We need to become aware of our defence mechanisms…
What are Defence Mechanisms?
There are a number of definitions including –
- “a mental process initiated unconsciously to avoid experiencing conflict or anxiety” ~ Google
- “A defence mechanism is an unconscious psychological mechanism that reduces anxiety arising from unacceptable or potentially harmful stimuli. Sigmund Freud was one of the first proponents of this construct.” ~ Wikipedia
- “…a group of mental processes that enables the mind to reach compromise solutions to conflicts that it is unable to resolve” ~ Encyclopeadia Brittanica
- “Psychology: an unconscious process, as denial, that protects an individual from unacceptable or painful ideas or impulses” ~ Dictionary.com
- “an automatic way of behaving or thinking by which you protect yourself from something, especially from feeling unpleasant emotions” ~ Cambridge Dictionary
Now we know what a defence mechanism is, let’s look at the different types of defence mechanisms.
Types of Defence Mechanisms
Defence mechanisms or reactions can allow us to avoid a situation in the short-term. Initially they can alleviate pain, however since defence mechanisms don’t resolve problems, they can hurt in the long-term.
Becoming aware of defence mechanisms is the first step to transforming them. Some types of defence mechanisms indicated in Changing for Good include –
- Denial – pretending something doesn’t exist, not admitting you have a problem.
- Rationalisation – having “good excuses“, justifications or explanations for behaviours.
- Intellectualisation – uses abstract analysis of behaviours to avoids emotional reactions to and painful awareness of his or her problem.
- Turning Outward: Projection and Displacement (i.e. “the best defence is a good defence.”) – when we feel we are unable or afraid to display our true feelings, we might redirect them against someone or something else.

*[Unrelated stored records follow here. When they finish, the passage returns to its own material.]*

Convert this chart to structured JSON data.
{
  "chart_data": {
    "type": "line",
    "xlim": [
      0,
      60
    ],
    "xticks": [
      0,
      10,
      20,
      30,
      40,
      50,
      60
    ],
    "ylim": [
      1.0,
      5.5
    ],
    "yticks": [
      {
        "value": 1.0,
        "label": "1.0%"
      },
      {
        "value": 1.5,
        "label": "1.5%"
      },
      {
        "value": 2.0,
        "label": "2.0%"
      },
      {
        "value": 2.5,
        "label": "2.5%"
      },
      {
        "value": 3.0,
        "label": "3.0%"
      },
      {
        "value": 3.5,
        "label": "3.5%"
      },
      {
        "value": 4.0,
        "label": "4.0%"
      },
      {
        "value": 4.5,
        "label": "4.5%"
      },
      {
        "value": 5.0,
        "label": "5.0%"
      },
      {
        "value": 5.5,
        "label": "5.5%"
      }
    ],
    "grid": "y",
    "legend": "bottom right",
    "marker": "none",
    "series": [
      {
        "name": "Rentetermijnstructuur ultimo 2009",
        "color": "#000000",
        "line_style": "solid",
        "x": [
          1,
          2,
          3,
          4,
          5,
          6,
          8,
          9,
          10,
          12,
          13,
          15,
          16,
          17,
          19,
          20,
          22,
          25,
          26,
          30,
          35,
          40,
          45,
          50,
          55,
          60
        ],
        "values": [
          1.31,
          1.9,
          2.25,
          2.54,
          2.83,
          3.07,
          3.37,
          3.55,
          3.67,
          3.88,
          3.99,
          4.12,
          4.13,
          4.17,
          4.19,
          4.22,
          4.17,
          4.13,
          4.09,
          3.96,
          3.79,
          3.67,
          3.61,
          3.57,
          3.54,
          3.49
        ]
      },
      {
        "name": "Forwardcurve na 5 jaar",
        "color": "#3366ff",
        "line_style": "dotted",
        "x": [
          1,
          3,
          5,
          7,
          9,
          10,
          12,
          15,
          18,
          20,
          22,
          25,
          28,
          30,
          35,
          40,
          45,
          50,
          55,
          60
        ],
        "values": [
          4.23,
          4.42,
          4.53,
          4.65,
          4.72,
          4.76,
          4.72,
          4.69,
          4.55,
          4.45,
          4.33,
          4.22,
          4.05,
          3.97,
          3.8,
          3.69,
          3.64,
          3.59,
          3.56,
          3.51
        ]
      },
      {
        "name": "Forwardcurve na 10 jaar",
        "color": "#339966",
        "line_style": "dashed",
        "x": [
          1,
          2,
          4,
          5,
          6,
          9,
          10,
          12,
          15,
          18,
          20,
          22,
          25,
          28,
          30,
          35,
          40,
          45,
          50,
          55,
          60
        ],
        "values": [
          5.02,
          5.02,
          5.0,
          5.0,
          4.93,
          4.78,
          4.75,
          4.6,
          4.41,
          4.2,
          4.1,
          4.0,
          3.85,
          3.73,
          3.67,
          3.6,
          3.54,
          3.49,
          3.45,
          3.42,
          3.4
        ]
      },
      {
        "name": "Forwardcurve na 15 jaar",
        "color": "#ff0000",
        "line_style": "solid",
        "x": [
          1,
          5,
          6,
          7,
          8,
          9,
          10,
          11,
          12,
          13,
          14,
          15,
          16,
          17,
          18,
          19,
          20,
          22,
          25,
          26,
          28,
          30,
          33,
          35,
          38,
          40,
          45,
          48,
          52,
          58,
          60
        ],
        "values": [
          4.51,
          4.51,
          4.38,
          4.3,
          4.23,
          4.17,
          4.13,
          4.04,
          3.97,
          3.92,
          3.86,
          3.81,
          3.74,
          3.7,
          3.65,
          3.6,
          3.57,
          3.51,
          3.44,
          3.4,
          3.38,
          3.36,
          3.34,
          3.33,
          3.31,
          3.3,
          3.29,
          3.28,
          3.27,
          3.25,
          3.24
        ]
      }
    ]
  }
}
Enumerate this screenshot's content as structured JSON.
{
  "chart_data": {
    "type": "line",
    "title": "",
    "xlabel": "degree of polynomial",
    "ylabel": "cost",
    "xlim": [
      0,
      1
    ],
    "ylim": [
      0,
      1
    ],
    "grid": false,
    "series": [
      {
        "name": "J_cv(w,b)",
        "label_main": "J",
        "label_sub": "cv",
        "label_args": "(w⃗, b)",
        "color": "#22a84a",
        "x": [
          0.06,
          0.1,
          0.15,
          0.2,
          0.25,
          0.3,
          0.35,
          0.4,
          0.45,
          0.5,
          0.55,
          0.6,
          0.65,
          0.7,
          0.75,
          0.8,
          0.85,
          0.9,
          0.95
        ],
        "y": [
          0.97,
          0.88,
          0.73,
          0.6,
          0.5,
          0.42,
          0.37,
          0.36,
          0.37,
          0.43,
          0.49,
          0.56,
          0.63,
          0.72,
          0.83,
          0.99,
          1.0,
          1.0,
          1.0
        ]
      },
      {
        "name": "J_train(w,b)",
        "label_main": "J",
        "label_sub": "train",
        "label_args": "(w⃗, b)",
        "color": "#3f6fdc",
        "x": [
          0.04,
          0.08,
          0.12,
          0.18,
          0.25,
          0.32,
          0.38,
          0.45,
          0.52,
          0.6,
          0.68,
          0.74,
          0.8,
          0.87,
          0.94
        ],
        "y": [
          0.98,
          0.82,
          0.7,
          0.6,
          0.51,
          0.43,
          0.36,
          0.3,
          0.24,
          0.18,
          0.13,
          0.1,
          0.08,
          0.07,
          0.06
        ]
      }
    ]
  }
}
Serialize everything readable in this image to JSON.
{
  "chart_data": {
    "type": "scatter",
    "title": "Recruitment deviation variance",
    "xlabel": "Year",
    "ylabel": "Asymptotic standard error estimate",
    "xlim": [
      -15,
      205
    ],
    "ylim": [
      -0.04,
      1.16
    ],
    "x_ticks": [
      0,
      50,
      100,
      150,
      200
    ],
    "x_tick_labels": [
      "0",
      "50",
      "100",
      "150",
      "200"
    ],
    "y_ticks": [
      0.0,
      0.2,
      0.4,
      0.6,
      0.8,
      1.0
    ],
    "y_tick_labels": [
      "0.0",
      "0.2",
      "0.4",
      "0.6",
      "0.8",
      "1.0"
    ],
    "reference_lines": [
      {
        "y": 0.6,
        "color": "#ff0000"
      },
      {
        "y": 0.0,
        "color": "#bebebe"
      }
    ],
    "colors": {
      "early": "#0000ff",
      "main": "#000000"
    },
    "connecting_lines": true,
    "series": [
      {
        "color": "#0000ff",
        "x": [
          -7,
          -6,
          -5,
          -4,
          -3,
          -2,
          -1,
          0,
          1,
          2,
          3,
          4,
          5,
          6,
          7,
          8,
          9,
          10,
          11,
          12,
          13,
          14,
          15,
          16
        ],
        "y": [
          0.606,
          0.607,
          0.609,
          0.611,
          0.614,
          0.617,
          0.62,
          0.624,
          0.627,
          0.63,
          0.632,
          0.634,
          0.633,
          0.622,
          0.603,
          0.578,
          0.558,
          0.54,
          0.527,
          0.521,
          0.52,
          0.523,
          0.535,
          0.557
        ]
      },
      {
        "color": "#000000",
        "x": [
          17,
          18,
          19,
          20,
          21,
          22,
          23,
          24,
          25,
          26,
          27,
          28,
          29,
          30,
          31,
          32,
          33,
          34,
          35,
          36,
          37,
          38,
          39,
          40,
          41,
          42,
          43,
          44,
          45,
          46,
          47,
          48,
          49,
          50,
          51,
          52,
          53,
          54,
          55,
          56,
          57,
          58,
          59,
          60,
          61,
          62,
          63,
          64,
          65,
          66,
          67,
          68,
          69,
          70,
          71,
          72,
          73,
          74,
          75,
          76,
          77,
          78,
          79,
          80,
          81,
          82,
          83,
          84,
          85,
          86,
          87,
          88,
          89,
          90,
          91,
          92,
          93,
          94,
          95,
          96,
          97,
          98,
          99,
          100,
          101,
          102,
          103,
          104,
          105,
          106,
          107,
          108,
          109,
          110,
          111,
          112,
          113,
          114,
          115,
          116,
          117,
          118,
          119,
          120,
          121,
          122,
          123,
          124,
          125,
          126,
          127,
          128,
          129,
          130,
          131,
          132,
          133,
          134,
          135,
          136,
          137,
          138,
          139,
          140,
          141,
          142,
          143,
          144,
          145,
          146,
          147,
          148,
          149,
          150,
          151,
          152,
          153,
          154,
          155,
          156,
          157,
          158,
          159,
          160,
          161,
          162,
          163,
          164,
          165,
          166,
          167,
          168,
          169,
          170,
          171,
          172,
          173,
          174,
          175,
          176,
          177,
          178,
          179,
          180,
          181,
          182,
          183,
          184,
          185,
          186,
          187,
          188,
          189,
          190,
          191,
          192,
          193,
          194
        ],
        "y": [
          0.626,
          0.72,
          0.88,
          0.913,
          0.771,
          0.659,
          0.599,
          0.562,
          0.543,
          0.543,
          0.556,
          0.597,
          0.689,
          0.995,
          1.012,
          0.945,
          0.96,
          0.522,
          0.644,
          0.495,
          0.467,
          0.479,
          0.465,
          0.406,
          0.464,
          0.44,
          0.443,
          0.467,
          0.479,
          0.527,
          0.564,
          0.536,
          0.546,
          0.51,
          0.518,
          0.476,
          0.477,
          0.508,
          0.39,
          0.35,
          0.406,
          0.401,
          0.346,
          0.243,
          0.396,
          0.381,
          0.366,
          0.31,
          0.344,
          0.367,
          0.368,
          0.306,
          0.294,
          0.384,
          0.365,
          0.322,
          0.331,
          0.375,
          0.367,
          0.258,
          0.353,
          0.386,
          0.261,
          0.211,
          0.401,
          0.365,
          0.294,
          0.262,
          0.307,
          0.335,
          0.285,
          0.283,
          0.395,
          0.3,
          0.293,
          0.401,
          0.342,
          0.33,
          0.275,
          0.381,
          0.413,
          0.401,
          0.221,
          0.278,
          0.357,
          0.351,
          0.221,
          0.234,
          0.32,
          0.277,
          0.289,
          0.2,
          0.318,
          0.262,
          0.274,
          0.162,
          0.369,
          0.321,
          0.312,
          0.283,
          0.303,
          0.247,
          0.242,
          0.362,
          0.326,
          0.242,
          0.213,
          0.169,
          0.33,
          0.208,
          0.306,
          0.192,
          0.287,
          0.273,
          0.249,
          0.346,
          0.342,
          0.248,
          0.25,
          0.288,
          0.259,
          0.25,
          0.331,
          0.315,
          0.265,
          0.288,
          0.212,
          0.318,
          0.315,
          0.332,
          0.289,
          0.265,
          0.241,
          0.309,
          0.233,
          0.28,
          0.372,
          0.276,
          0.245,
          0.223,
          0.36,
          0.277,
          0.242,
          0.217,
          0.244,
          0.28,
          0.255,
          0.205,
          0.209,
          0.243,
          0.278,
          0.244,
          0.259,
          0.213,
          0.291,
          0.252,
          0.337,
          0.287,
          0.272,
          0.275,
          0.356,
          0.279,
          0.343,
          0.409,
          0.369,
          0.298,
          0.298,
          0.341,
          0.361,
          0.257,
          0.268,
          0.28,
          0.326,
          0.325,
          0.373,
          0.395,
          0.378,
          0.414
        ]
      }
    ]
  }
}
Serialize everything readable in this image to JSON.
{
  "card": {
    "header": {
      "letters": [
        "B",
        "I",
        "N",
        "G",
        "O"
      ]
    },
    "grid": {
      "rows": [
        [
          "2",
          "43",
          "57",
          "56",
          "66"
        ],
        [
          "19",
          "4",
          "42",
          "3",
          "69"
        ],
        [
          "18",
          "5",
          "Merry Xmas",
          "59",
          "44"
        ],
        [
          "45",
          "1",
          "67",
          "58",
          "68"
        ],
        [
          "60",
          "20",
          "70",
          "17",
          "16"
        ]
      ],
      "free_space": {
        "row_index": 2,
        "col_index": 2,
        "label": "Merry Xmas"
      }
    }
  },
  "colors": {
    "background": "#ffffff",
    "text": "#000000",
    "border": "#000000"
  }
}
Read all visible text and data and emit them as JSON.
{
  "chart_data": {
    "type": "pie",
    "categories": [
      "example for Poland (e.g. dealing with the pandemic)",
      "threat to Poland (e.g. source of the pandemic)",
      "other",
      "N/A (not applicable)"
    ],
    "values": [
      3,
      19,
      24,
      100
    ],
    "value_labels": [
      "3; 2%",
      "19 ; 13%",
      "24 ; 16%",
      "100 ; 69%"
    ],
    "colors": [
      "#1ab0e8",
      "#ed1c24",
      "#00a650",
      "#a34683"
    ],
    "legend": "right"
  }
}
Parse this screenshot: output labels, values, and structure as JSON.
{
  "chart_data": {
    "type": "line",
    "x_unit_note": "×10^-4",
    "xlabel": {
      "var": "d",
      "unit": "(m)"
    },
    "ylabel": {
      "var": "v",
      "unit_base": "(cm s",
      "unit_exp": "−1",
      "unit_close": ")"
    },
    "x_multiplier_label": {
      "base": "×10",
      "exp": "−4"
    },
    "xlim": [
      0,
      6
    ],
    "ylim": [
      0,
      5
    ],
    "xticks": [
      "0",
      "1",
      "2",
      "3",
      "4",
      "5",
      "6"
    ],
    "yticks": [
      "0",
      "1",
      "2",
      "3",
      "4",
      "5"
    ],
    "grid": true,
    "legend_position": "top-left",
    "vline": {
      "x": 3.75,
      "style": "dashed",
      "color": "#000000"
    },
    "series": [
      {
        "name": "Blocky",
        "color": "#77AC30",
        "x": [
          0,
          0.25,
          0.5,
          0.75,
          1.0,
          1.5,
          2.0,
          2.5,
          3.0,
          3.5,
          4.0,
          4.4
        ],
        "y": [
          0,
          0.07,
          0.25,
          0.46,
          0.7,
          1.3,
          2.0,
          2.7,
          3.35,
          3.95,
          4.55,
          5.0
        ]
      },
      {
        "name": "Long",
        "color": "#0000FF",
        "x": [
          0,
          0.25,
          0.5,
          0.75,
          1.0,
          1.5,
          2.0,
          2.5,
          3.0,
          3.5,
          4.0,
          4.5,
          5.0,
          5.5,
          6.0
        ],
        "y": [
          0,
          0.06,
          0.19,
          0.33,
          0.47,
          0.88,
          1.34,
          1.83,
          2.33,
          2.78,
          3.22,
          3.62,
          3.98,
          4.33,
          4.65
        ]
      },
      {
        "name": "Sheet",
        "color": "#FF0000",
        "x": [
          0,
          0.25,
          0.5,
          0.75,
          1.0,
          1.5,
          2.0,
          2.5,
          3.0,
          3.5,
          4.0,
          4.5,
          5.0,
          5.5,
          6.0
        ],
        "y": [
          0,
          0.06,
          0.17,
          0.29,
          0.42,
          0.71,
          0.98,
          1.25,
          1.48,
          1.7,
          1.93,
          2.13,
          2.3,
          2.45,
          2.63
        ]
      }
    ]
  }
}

- Turning Inward: Internalisation – turning our feelings inward, believing that we created the problem. By failing to express negative feelings appropriately, the result can be self-blame, self-accusation, low self-esteem and sometimes depression.
Over to You…
Do you recognise any of these defence mechanisms? If so, which one?
Feel free to share any comments or questions below. If you are ready to reclaim your courage and take the next step towards discovering your courage and leading a life you love, why not join our Toolkit?
Reference –
Prochaska, J., Norcross, J., & DiClemente, C. (2010). Changing for Good: A Revolutionary Six-Stage Program for Overcoming Bad Habits and Moving Your Life Positively Forward. New York, USA: Harper Collins Publishers.
4 Comments
Anis
June 25, 2017Jane,
I love your writing. I just found this amazing video about Defence Mechanism and I needed to share with you. Hope you ll like it :))
https://www.youtube.com/watch?v=3T5eYHNlHmM
Jane
June 25, 2017Thanks Anis – did you create the video?
Warm wishes, Jane
Amanda
May 29, 2017Yes, I see I have rationalized or intellectualised issues , and also projected my hurt feelings for one situation onto another person. this has caused much pain and grief.
Jane
May 30, 2017You are not alone Amanda that is for sure. I hesitate to use the word all (i.e. we have all done it), however I know I can relate.